Reported: 2005-05-09 14:35 UTC by Daniel Kinzler
Modified: 2013-09-14 17:13 UTC (History)
3 users (show)

See Also:
Web browser: ---
Mobile Platform: ---
Assignee Huggle Beta Tester: ---


Attachments

Description Daniel Kinzler 2005-05-09 14:35:44 UTC
There was some talk about a better aproach to rendering and caching at LJ in
january, see <http://www.livejournal.com/community/wikitech/2943.html>. I would
like to repeat the suggestions I made there, so maybe someone can have a look at
implementing them some times. Its basically about using redirects and CSS to
allow all users to be served the exact same HTML code. So here goes:

* The NewTalk-Natification could be implemented by CSS: It would always be
present in the HTML, but invisible (set to "display:none"). An additional small
CSS could be included that is always pulled from the apache and just makes that
message visible when needed.

* innocence suggested in the IRC to handle "My Talk" / "My Contributeion" etc by
pointing them at a special page that automatically redirects to the correct user
page. That sounds good...

* The only problem remaining is "red links". This could be solved using css and
redirects too: first, let the links point to the normal URL, without the "edit"
action - when a nonexistant page is visited, simply redirect to the edit-page.
That would be a change in semantics, but it would be worth it i think.
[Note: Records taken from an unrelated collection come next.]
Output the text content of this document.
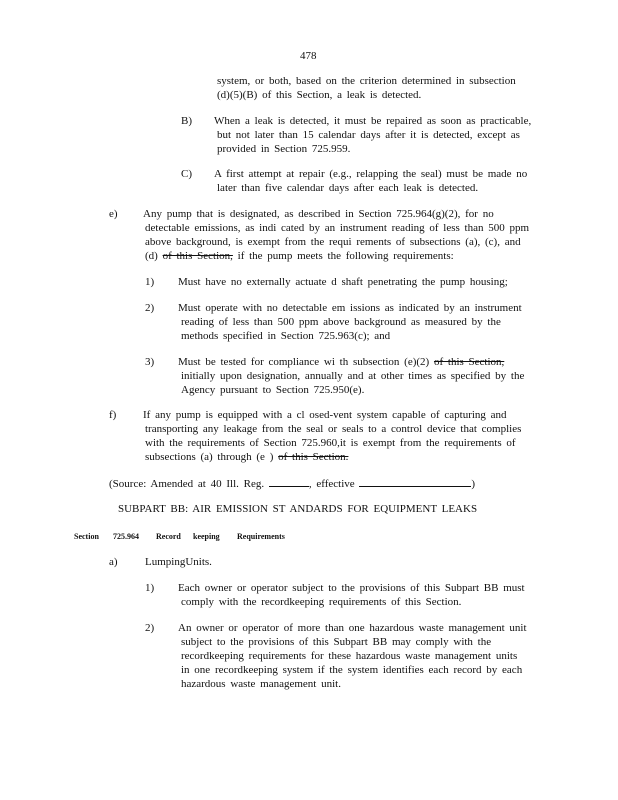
478
system, or both, based on the criterion determined in subsection
(d)(5)(B) of this Section, a leak is detected.
B) When a leak is detected, it must be repaired as soon as practicable,
but not later than 15 calendar days after it is detected, except as
provided in Section 725.959.
C) A first attempt at repair (e.g., relapping the seal) must be made no
later than five calendar days after each leak is detected.
e) Any pump that is designated, as described in Section 725.964(g)(2), for no
detectable emissions, as indi cated by an instrument reading of less than 500 ppm
above background, is exempt from the requi rements of subsections (a), (c), and
(d) of this Section, if the pump meets the following requirements:
1) Must have no externally actuate d shaft penetrating the pump housing;
2) Must operate with no detectable em issions as indicated by an instrument
reading of less than 500 ppm above background as measured by the
methods specified in Section 725.963(c); and
3) Must be tested for compliance wi th subsection (e)(2) of this Section,
initially upon designation, annually and at other times as specified by the
Agency pursuant to Section 725.950(e).
f) If any pump is equipped with a cl osed-vent system capable of capturing and
transporting any leakage from the seal or seals to a control device that complies
with the requirements of Section 725.960,it is exempt from the requirements of
subsections (a) through (e ) of this Section.
(Source: Amended at 40 Ill. Reg.	, effective	)
SUBPART BB: AIR EMISSION ST ANDARDS FOR EQUIPMENT LEAKS
Section 725.964 Record keeping Requirements
a) LumpingUnits.
1) Each owner or operator subject to the provisions of this Subpart BB must
comply with the recordkeeping requirements of this Section.
2) An owner or operator of more than one hazardous waste management unit
subject to the provisions of this Subpart BB may comply with the
recordkeeping requirements for these hazardous waste management units
in one recordkeeping system if the system identifies each record by each
hazardous waste management unit.
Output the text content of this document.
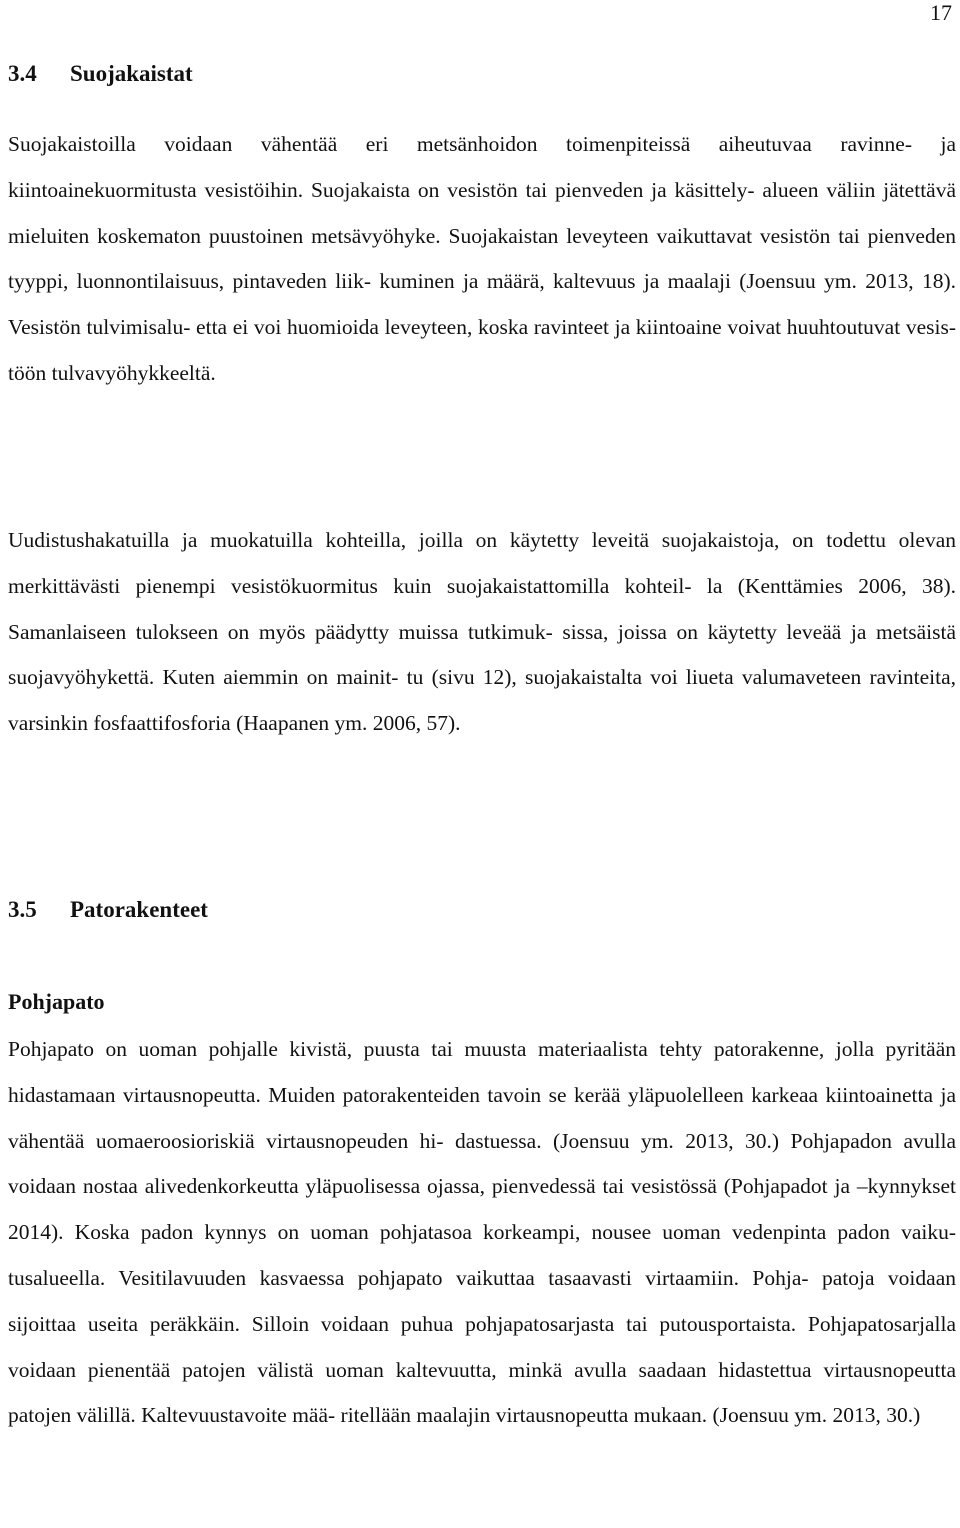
17
3.4 Suojakaistat
Suojakaistoilla voidaan vähentää eri metsänhoidon toimenpiteissä aiheutuvaa ravinne- ja kiintoainekuormitusta vesistöihin. Suojakaista on vesistön tai pienveden ja käsittely- alueen väliin jätettävä mieluiten koskematon puustoinen metsävyöhyke. Suojakaistan leveyteen vaikuttavat vesistön tai pienveden tyyppi, luonnontilaisuus, pintaveden liik- kuminen ja määrä, kaltevuus ja maalaji (Joensuu ym. 2013, 18). Vesistön tulvimisalu- etta ei voi huomioida leveyteen, koska ravinteet ja kiintoaine voivat huuhtoutuvat vesis- töön tulvavyöhykkeeltä.
Uudistushakatuilla ja muokatuilla kohteilla, joilla on käytetty leveitä suojakaistoja, on todettu olevan merkittävästi pienempi vesistökuormitus kuin suojakaistattomilla kohteil- la (Kenttämies 2006, 38). Samanlaiseen tulokseen on myös päädytty muissa tutkimuk- sissa, joissa on käytetty leveää ja metsäistä suojavyöhykettä. Kuten aiemmin on mainit- tu (sivu 12), suojakaistalta voi liueta valumaveteen ravinteita, varsinkin fosfaattifosforia (Haapanen ym. 2006, 57).
3.5 Patorakenteet
Pohjapato
Pohjapato on uoman pohjalle kivistä, puusta tai muusta materiaalista tehty patorakenne, jolla pyritään hidastamaan virtausnopeutta. Muiden patorakenteiden tavoin se kerää yläpuolelleen karkeaa kiintoainetta ja vähentää uomaeroosioriskiä virtausnopeuden hi- dastuessa. (Joensuu ym. 2013, 30.) Pohjapadon avulla voidaan nostaa alivedenkorkeutta yläpuolisessa ojassa, pienvedessä tai vesistössä (Pohjapadot ja –kynnykset 2014). Koska padon kynnys on uoman pohjatasoa korkeampi, nousee uoman vedenpinta padon vaiku- tusalueella. Vesitilavuuden kasvaessa pohjapato vaikuttaa tasaavasti virtaamiin. Pohja- patoja voidaan sijoittaa useita peräkkäin. Silloin voidaan puhua pohjapatosarjasta tai putousportaista. Pohjapatosarjalla voidaan pienentää patojen välistä uoman kaltevuutta, minkä avulla saadaan hidastettua virtausnopeutta patojen välillä. Kaltevuustavoite mää- ritellään maalajin virtausnopeutta mukaan. (Joensuu ym. 2013, 30.)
* The coloring of dead links could be done via a separate css file that is not
cached and always created dynamically by the apaches. This CSS would need to
define a separate class for every link-target, maybe named along the lines of
"link_to_Foobar" - that'S not very elegant, but it should work, i think...

So i belive it *is* possible to use full HTML caching *all* requests. What do
you think?
Comment 1 Happy-melon 2011-03-30 22:47:40 UTC
I think that this is throwing away a lot of accessibility and semantic clarity, which in the modern age of MediaWiki we would not accept.  Including the newmessages bar on every pageview for all text browsers is pretty much a nonstarter in 2011.  WONTFIX/INVALID?
Comment 2 Marius Hoch 2013-09-14 17:13:34 UTC
I agree that we should WONTFIX this for various reasons (most obvious ones already pointed out).